2018年2月4日日曜日

assembrage/A Curtain Call of an Aeon

日本は大阪府のデスメタリック・ハードコアバンドの1stアルバム。
2017年にGuerrilla Recordsからリリースされた。assembrageは2011年に結成されたバンドで現在のメンバーはCataplexy、Second to None、Greenmachineなどのメンバーでもあるようだ。どうもフライヤーを見るとバンド名は「Assembly of the Rage」を短く詰めたもののようだ。

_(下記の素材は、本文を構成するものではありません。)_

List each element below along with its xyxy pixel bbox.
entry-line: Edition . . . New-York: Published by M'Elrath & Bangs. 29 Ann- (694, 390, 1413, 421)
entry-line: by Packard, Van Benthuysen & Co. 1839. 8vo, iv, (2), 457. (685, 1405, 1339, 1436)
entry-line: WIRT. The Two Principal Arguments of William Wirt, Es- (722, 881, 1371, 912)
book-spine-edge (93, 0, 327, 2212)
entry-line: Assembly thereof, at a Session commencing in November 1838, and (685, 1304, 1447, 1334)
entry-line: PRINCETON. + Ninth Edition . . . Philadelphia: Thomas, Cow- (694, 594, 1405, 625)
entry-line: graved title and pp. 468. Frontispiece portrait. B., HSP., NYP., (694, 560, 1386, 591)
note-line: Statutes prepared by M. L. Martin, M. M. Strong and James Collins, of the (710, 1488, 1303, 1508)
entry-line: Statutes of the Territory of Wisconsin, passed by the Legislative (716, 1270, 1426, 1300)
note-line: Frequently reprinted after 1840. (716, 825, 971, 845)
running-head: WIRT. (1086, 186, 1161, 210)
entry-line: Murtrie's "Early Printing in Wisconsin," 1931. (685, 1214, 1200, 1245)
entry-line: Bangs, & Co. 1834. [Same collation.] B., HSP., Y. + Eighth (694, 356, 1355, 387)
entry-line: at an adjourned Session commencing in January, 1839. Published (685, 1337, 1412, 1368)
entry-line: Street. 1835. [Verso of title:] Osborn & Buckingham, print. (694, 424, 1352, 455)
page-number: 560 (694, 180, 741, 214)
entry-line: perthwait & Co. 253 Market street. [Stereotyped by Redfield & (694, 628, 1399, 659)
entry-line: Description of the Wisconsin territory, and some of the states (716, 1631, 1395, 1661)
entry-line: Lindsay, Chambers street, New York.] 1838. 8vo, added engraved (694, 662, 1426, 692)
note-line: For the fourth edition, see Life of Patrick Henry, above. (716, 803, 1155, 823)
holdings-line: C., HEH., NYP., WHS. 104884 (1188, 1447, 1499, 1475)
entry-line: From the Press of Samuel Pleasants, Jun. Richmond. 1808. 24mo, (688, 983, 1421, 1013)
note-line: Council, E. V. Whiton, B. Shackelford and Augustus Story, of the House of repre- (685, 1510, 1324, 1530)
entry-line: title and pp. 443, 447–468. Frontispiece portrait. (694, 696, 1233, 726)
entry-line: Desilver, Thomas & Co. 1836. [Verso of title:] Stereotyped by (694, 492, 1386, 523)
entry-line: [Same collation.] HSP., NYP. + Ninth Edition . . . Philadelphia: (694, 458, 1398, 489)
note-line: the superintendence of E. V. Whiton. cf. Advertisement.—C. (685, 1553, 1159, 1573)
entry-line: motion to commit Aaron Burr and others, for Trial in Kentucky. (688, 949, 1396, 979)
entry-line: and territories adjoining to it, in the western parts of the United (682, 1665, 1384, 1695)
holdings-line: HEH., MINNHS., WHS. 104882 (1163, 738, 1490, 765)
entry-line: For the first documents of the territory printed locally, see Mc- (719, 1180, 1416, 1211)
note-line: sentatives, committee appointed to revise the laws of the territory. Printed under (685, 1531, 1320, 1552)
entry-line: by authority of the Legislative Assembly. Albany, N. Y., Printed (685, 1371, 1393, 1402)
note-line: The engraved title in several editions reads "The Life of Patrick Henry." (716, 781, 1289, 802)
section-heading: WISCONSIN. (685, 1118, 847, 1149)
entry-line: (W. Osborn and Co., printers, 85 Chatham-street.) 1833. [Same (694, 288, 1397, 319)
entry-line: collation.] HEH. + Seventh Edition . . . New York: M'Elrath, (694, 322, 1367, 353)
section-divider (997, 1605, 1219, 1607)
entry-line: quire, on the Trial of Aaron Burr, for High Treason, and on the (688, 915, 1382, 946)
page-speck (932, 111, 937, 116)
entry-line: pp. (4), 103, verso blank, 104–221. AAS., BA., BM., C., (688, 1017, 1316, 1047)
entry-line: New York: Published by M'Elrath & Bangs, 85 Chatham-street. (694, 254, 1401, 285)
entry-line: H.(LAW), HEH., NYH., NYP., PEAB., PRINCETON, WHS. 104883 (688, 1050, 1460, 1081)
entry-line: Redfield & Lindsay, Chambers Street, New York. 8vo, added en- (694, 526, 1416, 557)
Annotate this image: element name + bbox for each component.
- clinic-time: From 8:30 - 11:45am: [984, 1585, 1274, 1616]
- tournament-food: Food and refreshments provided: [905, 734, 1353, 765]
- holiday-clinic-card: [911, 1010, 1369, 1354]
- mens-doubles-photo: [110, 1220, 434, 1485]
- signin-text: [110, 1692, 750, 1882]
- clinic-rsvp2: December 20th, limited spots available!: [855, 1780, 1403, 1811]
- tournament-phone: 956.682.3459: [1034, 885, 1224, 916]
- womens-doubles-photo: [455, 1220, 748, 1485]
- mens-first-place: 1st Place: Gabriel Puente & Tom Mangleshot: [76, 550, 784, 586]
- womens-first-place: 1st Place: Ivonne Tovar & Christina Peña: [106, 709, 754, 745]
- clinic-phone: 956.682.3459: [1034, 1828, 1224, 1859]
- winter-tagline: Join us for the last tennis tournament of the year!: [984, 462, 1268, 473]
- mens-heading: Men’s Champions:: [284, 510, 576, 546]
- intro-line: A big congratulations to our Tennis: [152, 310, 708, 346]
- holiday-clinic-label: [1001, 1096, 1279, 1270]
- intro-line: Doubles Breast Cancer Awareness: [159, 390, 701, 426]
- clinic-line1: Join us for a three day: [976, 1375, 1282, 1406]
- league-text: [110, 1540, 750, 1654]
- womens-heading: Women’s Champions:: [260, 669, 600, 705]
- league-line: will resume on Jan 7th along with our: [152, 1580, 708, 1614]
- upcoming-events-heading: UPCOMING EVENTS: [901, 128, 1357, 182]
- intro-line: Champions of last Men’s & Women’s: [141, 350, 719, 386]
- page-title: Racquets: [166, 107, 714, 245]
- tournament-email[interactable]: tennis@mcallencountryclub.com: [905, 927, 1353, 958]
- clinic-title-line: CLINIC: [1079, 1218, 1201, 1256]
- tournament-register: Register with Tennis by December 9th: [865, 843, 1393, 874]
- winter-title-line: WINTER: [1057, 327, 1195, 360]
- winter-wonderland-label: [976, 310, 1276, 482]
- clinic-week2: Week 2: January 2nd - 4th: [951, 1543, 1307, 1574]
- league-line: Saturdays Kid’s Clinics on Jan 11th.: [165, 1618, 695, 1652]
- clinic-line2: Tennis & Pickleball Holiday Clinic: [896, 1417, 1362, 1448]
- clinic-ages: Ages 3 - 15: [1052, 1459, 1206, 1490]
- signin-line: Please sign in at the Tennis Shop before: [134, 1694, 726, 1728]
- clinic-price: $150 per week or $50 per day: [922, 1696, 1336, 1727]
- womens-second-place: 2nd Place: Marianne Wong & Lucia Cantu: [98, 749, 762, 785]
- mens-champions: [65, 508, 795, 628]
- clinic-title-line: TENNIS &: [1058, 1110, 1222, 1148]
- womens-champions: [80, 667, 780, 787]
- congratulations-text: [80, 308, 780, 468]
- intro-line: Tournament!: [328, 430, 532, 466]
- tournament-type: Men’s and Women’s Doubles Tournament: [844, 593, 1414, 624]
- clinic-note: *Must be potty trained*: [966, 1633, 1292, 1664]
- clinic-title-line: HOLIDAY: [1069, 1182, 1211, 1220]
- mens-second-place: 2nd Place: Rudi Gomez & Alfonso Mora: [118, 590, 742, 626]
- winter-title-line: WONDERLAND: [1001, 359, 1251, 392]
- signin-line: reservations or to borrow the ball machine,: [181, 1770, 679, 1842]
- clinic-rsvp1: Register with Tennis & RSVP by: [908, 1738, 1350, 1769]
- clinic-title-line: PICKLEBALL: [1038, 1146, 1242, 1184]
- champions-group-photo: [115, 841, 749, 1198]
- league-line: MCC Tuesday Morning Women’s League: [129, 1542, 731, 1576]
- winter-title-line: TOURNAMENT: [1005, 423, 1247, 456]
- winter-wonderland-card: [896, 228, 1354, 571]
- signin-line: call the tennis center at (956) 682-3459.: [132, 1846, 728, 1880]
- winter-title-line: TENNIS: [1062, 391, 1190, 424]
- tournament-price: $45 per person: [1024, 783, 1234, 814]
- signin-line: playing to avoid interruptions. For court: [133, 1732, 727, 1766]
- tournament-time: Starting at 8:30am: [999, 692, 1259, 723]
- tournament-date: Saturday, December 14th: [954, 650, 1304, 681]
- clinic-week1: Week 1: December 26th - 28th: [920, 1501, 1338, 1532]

全15曲で9曲がアルバム用の曲、残りの6曲は2014年にリリースされたLP「A Wheel of Wraith」収録の曲を取り直したものということ。装丁も凝ったものになっていて、ジャケットの表の緑色のもやもやはスリーブではなくケースに直接塗装が施されている。1stプレスは発売後にすぐに完売し、今売っているのはケースの緑の塗装を赤に変更した2ndプレスとのこと。
「アイオーンのカーテンコール」というタイトルでアイオーンには調べてみるといろいろな意味があるそうだ。曰く「時間」「時間の神」「真の神」など、どうやら様々な神秘思想で用いられる言葉らしい。インナーも開いていみると凝った世界観が提示されており、重厚な物語性があるという意味ではメタル的である。
音の方はと言うと強烈に撓ませひび割れた音が特徴的なサウンドが耳を突く。いわゆるスウェディッシュという言葉で評されることもある得意なサウンドで、ギターにHM-2というエフェクターを噛ませて作るあのサウンドである。レーベルインフォによるとこのエフェクターをフルテン、つまり効果をかけるつまみをマックスまで振り切らせているとのこと
。チューニングも下げているし実際相当な低音なのだが、このサウンドはただ重たさ一辺倒ではなく、やはりグチャッと潰れたような、ひび割れてささくれだち、意図的な雑味が聞いている。ドス(またはエフェクターかな?)の効いたボーカルも同様にひび割れた声で低音うめき声から高音喚き声。どう考えてもユーザーフレンドリーな音楽ではないので圧倒される。「これは気合の入ったデスメタルだなあ」と私は思っちゃったわけなんだけど、3曲くらい聴いていると不思議なもので音の衝撃から立ち直って慣れてくる。どっしり構えてずんずん進むドゥーミィなデスメタルとは違う。装飾過多な荘厳さはあまりなく代わりにもっとストレートな突進力がある。かなりハードコア的なアプローチで、この音でハードコアというとTrap Themが頭に浮かぶけどあそこまで冷血でカオティックではない。なんかもっとこう熱く、血潮がたぎるような、とここでそうか日本のハードコアか!と納得がいく。かなりいかつい音なのではじめは気が付かないのだが、速く重たく、しかし爽快で気持ちがよく、なにより聴いている人を熱く盛り上げる情熱をもったあのハードコア。そう考えるとメタルから持ち込んだ色彩豊かでテクニカルなリフと感情のこもったメロディアスなギターソロが説得力を持って前にせり出してくる。もちろんアンダーグラウンドな音楽であることは間違いないだろうが、思ってたよりずっと聞きやすい。唸るツインギターのソロなんてクラシカルであり、この間再発されたDeath Sideを彷彿とさせる。個人的に好きなのはボーカルでここだけは完全にメタル的なアプローチだと思う。だから熱いハードコアサウンドと相克と対比がよく出ていて陰影がきっちりしているし、オリジナリティが出ている。ただ熱いねえ!というのではなく、まず一回は完全に初見でぶん殴ってくるみたいな迫力があり好きだ。

HM-2を使った音でハードコアをやるというアプローチで冷たい方に走った海外勢と、真逆の熱い方に走った日本と差が出て面白い。熱いハードコアが好きな人は是非どうぞ。